Trump: the art of the nomination

Like most people, my first thought when Donald Trump declared his candidacy for the presidency was that I should really stock up on popcorn. I thought it would be a short-lived, yet incredibly entertaining, break from the relative normalcy of the political election process. It turns out I was half-right.

Trump’s foray into politics has been anything but short. In fact, he is going to be in this race right until the very end; the only question is whether or not he will claim the GOP nomination. That is increasingly looking inevitable. He has outlasted some of the most prominent Republican politicians today and has won three out of the four GOP Primaries, with certain Super Tuesday victories still to come at the time of this writing.

Like many outsiders looking into the GOP (I am technically an independent but certainly fall on the left of the political spectrum), I spent a lot of time wondering when the Trump Show is going to end. I recently realized that it probably won’t. Trump’s popularity is a reflection of the current mindset of many conservative voters – many, but by no means all. He is winning because they are pissed: pissed at John McCain and Mitt Romney for not beating Barack Obama in 2008 and 2012. Pissed at Republicans in Congress for not stopping the passage of the Affordable Care Act. Pissed that the current White House Administration played a major role in a multinational nuclear deal with Iran. The list goes on.

This frustration first truly manifested itself with the American voters in the 2010 midterm elections. Tea Party-backed Republicans won several Congressional and gubernatorial seats, beating out several established incumbents, both Democrat and Republican. Even after these victories, and continued success in the 2012 Congressional elections, the Republican voters were still not happy with the performance of their representatives. Despite majorities in both Houses, the Republican caucus in Congress has been unable to prevent several of the Obama Administration’s key victories. That is why Senators Ted Cruz and Marco Rubio, initial beneficiaries of this frustration, are sinking like stones in the presidential race.

Many voters feel as though their way of life is being threatened. And in this time of crisis, they are turning to the man who they believe will fight for their interests. Someone who doesn’t play by the political rules and isn’t afraid to be politically incorrect. A real outsider, an anti-establishment candidate. The previous crop of anti-establishment conservatives, the Ted Cruz’s and Marco Rubio’s of the world, are now not enough. They are tainted because of their involvement in government over the last few years.

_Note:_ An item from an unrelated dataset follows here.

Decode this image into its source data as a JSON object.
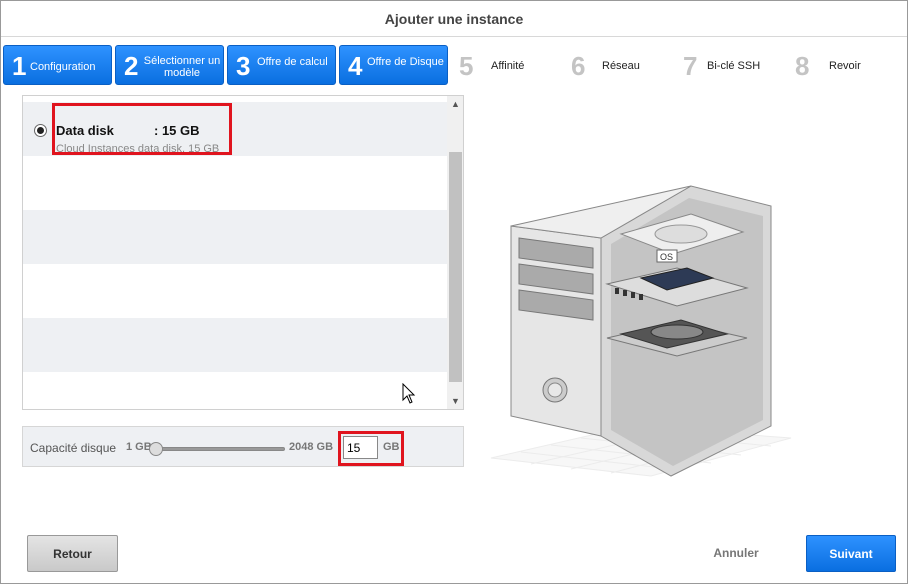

These voters clearly don’t want a typical politician to be their nominee, and if all goes according to plan, they’re not going to get one. Trump has no substance, no political expertise, and talks in circles without laying out a realistic path forward. His first speech after declaring his candidacy was just a bunch of rambling about how we need to win again and why his business expertise qualifies him to hold arguably the most important political office in the world (explain that one to me again?). His debate performance is of the schoolyard-bully variety, and his hateful and abrasive rhetoric is not limited to his political opposition. And yet, he is still winning.

Republican politicians, the insiders many of the voters can’t stand, are starting to recognize that The Donald is here to stay. He’s received a slew of endorsements in the past week. Clearly the most surprising of those is Governor Chris Christie, who endorsed Trump last week to the surprise of pundits everywhere. This is the same Governor Christie who, while still in the race in January, said to voters in New Hampshire that nominating Trump would hand the White House to Hillary Clinton. Governor Christie has jumped off the sinking USS GOP Establishment. As the Republican governor of a state with a legislature firmly in the hands of the Democrats, he often touted his ability to work across the aisle. He was a prominent example of a conservative that has the ability to win the swing vote, and he is now being vilified by his fellow establishment conservatives for throwing his lot in with Trump. He is putting all of his eggs into one basket, likely with the hope of getting the VP nod or a high-profile Cabinet position if Trump takes it home. If he loses, though, Christie’s tenure as Governor of New Jersey is likely come to an end in his next election. Clearly, Christie wouldn’t have put his career or reputation on the line if he didn’t think that Trump had a real shot of winning this race.

Paraphrasing the insight of one of my professors, people who work hard inevitably end up getting what they deserve. And the GOP has been working incredibly hard over the past 20 years to deserve what they are getting.